Simple fairness, not to mention economic viability, require that the
investigators and reporters of essential public information be
compensated, and that the requisite time, energy and expertise required
to obtain this information, be financially supported.
But how is this to be accomplished?
I confess that I don’t have a simple answer. If you do, please share it
with me, and we will publish the worthier proposals in
The Crisis Papers.
But here, at least, is a suggestion, admittedly in need of much
elaboration and refinement: adopt a system of financing similar to that
of the music and entertainment industry.
As I understand it, most copyrighted music is registered with two
agencies: ASCAP and BMI. Radio stations, artists, etc., who perform
this music must pay a fee to the appropriate agency but not directly to
the composers. The agencies then conduct surveys to determine how often
the copyrighted works are performed, and then issue individual payments
to the composers in proportion to the number of performances. (In my
brief stint as a talk show host, some thirty years ago, I was not
allowed to use a BMI tune as a theme, since the station was registered
only with ASCAP. If my recollection of the system is incorrect, I am
confident that some reader will set me straight). According to this
arrangement, neither ASCAP nor BMI exercised any control over the use
of titles in their inventories. They were entirely passive; it was up
to the performers, station managers, disk jockeys, etc. to decide what
was or was not to be performed, and this decision was, in turn,
responsive to public preferences.
Might not a similar system be adopted by the internet service
providers? A uniform fee might be assessed to each internet user, and
the proceeds of that fee might then be put into a general
“author/designer/producer/publisher fund.” Content creators might then
be compensated according to the number of “hits” recorded for their
works. (As any user of Google is well aware, this is a far more
accurate system than the surveys conducted by ASCAP and BMI). Since
literally millions of individuals post on the internet, there would
have to be several “filtering” mechanisms separating the amateurs from
the pros. One such filter might be a minimum threshold of “hits”

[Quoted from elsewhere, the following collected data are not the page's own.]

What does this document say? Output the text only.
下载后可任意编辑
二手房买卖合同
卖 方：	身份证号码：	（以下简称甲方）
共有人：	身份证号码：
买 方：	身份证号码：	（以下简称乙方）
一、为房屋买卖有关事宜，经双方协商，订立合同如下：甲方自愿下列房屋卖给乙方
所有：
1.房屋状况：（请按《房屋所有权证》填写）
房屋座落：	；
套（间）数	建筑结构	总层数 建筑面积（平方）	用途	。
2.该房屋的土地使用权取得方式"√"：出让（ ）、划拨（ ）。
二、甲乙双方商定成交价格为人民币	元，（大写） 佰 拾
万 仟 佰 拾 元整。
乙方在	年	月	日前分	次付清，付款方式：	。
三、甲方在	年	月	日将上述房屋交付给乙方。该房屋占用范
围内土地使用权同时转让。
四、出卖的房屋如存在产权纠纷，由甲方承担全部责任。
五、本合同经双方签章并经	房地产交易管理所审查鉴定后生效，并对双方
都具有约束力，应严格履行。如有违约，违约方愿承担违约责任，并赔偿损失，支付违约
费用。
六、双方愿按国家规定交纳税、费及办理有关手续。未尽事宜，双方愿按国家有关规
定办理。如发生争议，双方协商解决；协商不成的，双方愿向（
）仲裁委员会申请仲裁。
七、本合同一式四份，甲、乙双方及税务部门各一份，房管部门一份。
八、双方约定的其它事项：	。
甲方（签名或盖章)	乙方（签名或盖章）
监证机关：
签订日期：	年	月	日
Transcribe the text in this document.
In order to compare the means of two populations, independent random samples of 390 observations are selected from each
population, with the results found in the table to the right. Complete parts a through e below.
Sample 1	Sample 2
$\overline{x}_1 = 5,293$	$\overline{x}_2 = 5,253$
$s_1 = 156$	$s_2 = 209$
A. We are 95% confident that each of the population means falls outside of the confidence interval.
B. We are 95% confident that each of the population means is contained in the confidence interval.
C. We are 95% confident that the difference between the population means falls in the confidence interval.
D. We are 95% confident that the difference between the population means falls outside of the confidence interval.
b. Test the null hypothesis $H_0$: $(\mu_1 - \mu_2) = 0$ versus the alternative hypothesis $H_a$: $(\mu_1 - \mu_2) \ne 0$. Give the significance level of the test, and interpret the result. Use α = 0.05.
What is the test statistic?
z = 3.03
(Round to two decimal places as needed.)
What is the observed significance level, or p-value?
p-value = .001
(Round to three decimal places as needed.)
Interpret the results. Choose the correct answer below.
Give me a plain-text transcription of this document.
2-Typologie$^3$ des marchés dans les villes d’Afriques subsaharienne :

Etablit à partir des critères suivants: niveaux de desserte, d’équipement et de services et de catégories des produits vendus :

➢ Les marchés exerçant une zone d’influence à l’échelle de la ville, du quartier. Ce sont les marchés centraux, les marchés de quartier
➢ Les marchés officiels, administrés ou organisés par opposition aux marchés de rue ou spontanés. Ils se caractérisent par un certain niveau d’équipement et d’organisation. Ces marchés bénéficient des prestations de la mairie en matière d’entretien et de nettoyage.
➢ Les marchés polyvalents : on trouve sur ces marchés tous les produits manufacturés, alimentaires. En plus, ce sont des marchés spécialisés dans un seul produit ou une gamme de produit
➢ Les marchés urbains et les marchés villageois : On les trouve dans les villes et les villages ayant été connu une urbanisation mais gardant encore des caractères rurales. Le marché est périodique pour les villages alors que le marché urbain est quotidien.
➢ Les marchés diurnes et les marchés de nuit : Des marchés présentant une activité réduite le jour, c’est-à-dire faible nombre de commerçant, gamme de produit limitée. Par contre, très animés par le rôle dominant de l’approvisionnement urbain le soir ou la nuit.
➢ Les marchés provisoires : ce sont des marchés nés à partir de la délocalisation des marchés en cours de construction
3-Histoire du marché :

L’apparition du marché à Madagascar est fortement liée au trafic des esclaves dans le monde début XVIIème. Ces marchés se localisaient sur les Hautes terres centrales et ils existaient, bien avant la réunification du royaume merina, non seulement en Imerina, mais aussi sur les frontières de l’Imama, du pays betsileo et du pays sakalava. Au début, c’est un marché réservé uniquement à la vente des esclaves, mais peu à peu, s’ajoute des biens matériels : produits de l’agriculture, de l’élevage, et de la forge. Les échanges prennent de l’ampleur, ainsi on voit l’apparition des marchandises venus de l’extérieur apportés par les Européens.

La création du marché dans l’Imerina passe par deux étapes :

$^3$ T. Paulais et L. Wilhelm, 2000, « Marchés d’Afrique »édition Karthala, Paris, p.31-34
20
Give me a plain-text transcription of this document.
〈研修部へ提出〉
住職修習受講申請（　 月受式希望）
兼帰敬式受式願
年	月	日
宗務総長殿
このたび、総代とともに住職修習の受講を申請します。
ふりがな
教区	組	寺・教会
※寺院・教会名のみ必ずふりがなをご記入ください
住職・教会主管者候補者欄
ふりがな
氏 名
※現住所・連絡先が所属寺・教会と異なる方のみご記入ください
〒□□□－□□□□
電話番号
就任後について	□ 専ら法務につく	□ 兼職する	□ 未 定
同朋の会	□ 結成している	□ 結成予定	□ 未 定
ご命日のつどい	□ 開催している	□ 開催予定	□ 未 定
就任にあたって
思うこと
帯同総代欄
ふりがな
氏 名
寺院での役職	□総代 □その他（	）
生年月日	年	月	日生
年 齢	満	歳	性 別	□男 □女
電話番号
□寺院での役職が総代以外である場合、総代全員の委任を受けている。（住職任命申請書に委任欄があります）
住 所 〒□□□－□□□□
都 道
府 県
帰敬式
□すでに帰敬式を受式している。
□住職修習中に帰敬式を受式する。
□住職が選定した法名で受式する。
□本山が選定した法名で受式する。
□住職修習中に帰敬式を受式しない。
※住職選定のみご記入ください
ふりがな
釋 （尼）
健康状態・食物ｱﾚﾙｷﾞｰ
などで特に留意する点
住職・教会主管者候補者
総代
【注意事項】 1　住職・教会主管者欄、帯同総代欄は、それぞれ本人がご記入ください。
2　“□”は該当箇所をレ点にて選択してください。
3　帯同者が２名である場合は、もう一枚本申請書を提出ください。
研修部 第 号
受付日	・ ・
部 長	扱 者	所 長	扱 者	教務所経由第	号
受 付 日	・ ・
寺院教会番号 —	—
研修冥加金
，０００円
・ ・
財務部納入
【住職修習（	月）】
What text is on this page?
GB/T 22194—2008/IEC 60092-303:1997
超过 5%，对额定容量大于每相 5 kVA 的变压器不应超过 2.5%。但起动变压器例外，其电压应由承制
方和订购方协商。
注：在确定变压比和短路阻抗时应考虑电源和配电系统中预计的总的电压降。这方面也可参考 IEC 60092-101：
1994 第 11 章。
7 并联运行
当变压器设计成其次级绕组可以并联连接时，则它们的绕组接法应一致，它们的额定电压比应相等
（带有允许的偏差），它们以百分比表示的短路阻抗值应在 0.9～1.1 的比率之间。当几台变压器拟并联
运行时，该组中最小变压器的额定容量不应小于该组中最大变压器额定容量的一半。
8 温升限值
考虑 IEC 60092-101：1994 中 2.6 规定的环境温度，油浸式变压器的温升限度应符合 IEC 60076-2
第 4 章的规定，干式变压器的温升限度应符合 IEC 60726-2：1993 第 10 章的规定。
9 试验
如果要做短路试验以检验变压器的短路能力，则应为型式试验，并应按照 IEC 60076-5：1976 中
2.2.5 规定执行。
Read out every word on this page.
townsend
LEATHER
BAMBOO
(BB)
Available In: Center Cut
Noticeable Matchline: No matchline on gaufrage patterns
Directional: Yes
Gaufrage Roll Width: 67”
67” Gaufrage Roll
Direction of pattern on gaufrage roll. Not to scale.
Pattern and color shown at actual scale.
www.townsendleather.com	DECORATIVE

required for compensation. Another would be an annual registration fee
to be paid by the authors, with the payment added to the general fund.
Suppose that fee were to be one hundred dollars. Since the likely
annual payments to the vast majority of amateur bloggers would fall far
short of the annual registration fee, most would opt themselves out of
the system.
This system, like that of ASCAP and BMI, would be totally passive: no
place here for censorship. The public, or if you prefer, “the market,”
would rule. Payments would then be proportioned to the individual
choices of the millions of users of the internet. And like
ASCAP and
BMI,
the distributing agency would be a private, non-profit association of
composers, artists and publishers, regulated by the government.
The cost to each internet user? Negligible, I believe, given the fact that
there are now 211 million internet users in the United States, and nearly a billion worldwide,
with internet use increasing by about eighteen percent a year. If each
US user were to be charged ten dollars a year for payment to the
“author/designer/producer/publisher fund," that would total more than
two billion dollars to the fund. An annual fee of one hundred dollars
(about eight dollars a month), with revenues of twenty-one billion,
would finance a free, independent and diverse media industry that would
rival, and perchance supplant through open competition, the
rotten-to-the-core corporate media that has betrayed us so
spectacularly today.
For one hundred bucks a year, that’s a bargain, any way you look at it.